My results came from running 10,000 game simulations per data point, and almost perfectly match up with the results from DataGenetics, so I'm reasonably confident in them.

What's going on here is actually really cool. Reducing the number of scissors at the outset means that initial pairings between players are going to more likely be between rocks and paper - which paper will (illogically by laying on the rock) win. As the game progresses, it is more likely to become mostly paper and scissors, which is an easy scenario for the scissors to win. This means that unless scissors get unlucky and have a lot of early pairings against rocks, they have much better than even odds of winning the game outright. As DataGenetics put it, this is a great example of the expression "The enemy of my enemy is my friend."

Here's a cool alternative view:

If you run a similar scenario, but with 50 rocks, 50 papers, and a variable number of scissors, the results are even more extreme - scissors' best chance of winning is when they start with

*17*players against their opponents' 50 each, where they have a 91% chance of winning the whole game.

The reversal of the trend between rocks and scissors here is also pretty fascinating. At larger numbers of initial players, paper's odds of winning are much more sensitive to changes in the number of scissors than rock's, until the number of scissors becomes drastically low. It's also worth pointing out that my results here deviate a bit form DataGenetics after 25 scissors players, even though I was trying to do fundamentally the same thing as he was. I have no idea who's correct, so I guess it's time for a nerd show-down...

I said I was going to take this a step further, and the nerdiest way of taking Rock, Paper, Scissors further is to change it to Rock, Paper, Scissors, Lizard, Spock.

Good thing the rules to normal RPS are easy, because adding two new options adds seven new combinations to remember. As the Big Bang Theory puts it:

So what if we ran the same game experiment, but with 10 each of the five combinations? If we kept scissors as the changing variable to be consistent, we get the following:

Now this is just cool. Instead of scissors getting a bonus by losing players from the start, scissors are barely affected at all until their numbers get small enough. While the starting number of scissors is between 4-10, they're still doing about average with 20% chance of winning, after which their chances plummet.

What's far more fascinating is the other players - poor Spock gets mutilated! Spock's chances of winning are always less than scissors' until scissors has 0 starting players.
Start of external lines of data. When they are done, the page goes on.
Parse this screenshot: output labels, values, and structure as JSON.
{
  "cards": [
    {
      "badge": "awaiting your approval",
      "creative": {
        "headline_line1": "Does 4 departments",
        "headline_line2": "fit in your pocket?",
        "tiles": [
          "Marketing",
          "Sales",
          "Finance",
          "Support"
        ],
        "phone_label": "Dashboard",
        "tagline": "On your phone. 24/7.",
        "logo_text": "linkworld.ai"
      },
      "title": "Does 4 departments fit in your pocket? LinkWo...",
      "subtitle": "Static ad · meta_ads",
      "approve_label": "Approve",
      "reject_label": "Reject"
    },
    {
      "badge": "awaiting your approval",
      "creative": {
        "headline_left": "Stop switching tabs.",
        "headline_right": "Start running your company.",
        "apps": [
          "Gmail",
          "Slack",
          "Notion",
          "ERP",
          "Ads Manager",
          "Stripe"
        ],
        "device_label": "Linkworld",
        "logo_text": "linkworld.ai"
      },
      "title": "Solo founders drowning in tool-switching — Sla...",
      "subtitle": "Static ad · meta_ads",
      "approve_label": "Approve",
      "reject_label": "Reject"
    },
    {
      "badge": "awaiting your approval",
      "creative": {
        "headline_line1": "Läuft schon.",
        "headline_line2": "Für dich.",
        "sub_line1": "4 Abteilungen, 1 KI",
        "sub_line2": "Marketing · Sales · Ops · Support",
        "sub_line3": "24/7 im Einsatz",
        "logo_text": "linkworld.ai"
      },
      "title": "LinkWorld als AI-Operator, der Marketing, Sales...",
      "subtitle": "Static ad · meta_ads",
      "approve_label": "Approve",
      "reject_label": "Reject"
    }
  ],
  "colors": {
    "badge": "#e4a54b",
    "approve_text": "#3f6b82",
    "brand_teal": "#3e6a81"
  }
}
Why?

Most likely it's because, even though Spock smashes scissors, scissors is the only player that can kill both of Spock's predators (lizard and paper). As the chances of both of these getting killed decrease, so too does Spock's chances of winning the game. Meanwhile, lizard is having a great time. Its one big predator, scissors, is dwindling in numbers, meaning it more likely will have to face paper or Spock, which it's of course fine with.

If we bump up the number of starting players to 50 again, we see the true dominance of rock, and again scissors tends to suffer very little (in fact, they're second-most likely to win up until they start off with only 20).

Very cool indeed, especially if you're rock. Again, poor Spock gets decimated, but in general the behaviors of the other players are largely similar to the previous example, but at a much reduced scale to give way to rock.

In reality there's virtually no practical application to any of this, except to perhaps point out the unanticipated consequences that may arise when you remove an element of a balanced ecosystem. Population dynamics in the wild certainly don't follow such simple rules, but it's definitely not unheard-of for the addition or removal of a small part of the population of a species to have massive ramifications on other species, and the fact that this can be modeled with math and Rock, Paper, Scissors is pretty cool.